Mario Beauregard | Métro

Les partis d’opposition à l’hôtel de ville de Montréal réclament une «totale transparence» de l’administration Coderre afin de connaître l’ensemble des coûts payés par la Ville dans l’organisation des deux courses de Formule E le week-end dernier.

«Il y a trop de questions qui restent sans réponse, clame Marvin Rotrand, chef de Coalition Montréal. La vigueur avec laquelle le maire évite les questions fait craindre le pire. Nous sommes en droit de connaître la vérité.»

Reprochant l’attitude «cavalière» du maire de Montréal, Denis Coderre, sur ce dossier, le conseiller de Snowdon «demande une mise à jour complète» au cours de la prochaine séance du conseil municipal, prévue le 21 août. Ce dernier, qui souhaite voir les dépenses de la Ville, mais également les revenus générés par la Formule E, est appuyé par Projet Montréal, qui attend «les vraies données», et Vrai changement pour Montréal (VCPM), les deux autres partis de l’opposition municipale.

«Il est normal que les Montréalais puissent avoir accès à tous les chiffres», confirme Justine McIntyre, chef de VCPM, alors que Valérie Plante, chef de Projet Montréal, a quant à elle réclamé mardi «un bilan clair sur l’impact financier» de ces courses.

«Demander la transparence sur cet événement organisé avec de l’argent public, c’est le minimum.» – Marvin Rotrand, chef de Coalition Montréal

Marvin Rotrand déplore «l’opacité» et «les secrets» autour de cet événement qui aurait rassemblé, selon Evenko, 45 000 personnes.
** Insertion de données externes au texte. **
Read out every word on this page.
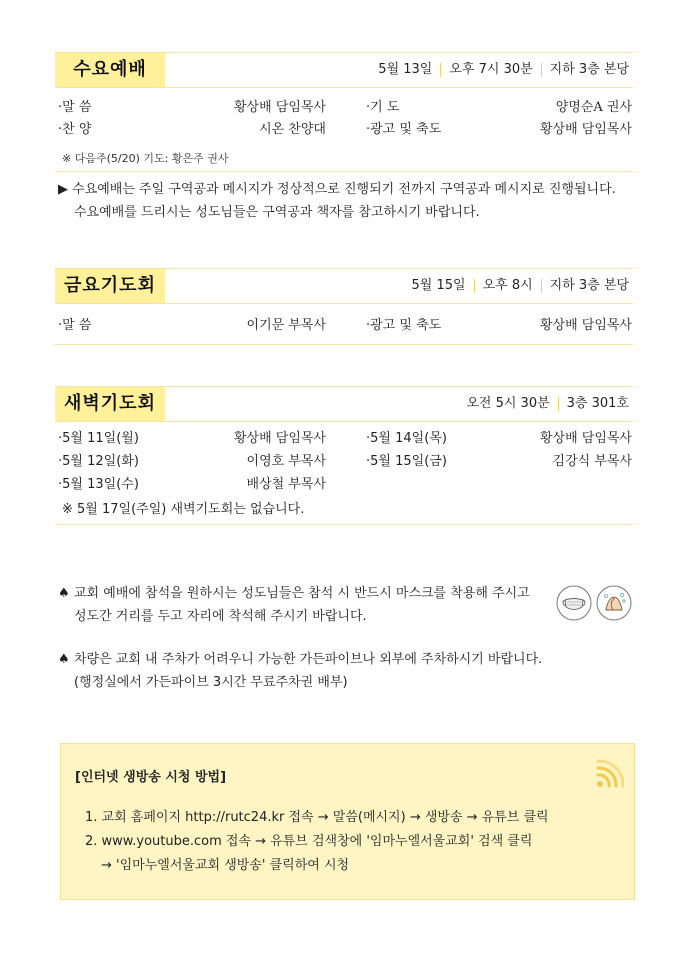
수요예배	5월 13일 오후 7시 30분 지하 3층 본당
·말 씀	황상배 담임목사	·기 도	양명순A 권사
·찬 양	시온 찬양대	·광고 및 축도	황상배 담임목사
※ 다음주(5/20) 기도: 황은주 권사
▶ 수요예배는 주일 구역공과 메시지가 정상적으로 진행되기 전까지 구역공과 메시지로 진행됩니다.
수요예배를 드리시는 성도님들은 구역공과 책자를 참고하시기 바랍니다.
금요기도회	5월 15일 오후 8시 지하 3층 본당
·말 씀	이기문 부목사	·광고 및 축도	황상배 담임목사
새벽기도회	오전 5시 30분 3층 301호
·5월 11일(월)	황상배 담임목사	·5월 14일(목)	황상배 담임목사
·5월 12일(화)	이영호 부목사	·5월 15일(금)	김강식 부목사
·5월 13일(수)	배상철 부목사
※ 5월 17일(주일) 새벽기도회는 없습니다.
♠ 교회 예배에 참석을 원하시는 성도님들은 참석 시 반드시 마스크를 착용해 주시고
성도간 거리를 두고 자리에 착석해 주시기 바랍니다.
♠ 차량은 교회 내 주차가 어려우니 가능한 가든파이브나 외부에 주차하시기 바랍니다.
(행정실에서 가든파이브 3시간 무료주차권 배부)
[인터넷 생방송 시청 방법]
1. 교회 홈페이지 http://rutc24.kr 접속 → 말씀(메시지) → 생방송 → 유튜브 클릭
2. www.youtube.com 접속 → 유튜브 검색창에 '임마누엘서울교회' 검색 클릭
→ '임마누엘서울교회 생방송' 클릭하여 시청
Le promoteur a cependant refusé d’indiquer le nombre de billets vendus, alors que de nombreuses invitations ont été distribuées.

Rien non plus n’a filtré pour l’instant au sujet de l’éventuelle utilisation de la marge de crédit de 10M$ accordée par la Ville à l’organisme à but non-lucratif, Montréal c’est électrique, en charge de l’organisation. «Avec la distribution de beaucoup de billets gratuits, les coûts pour la Ville pourrait être bien plus élevés qu’annoncés», reprend Marvin Rotrand, qui explique craindre pour la rentabilité de cet évènement.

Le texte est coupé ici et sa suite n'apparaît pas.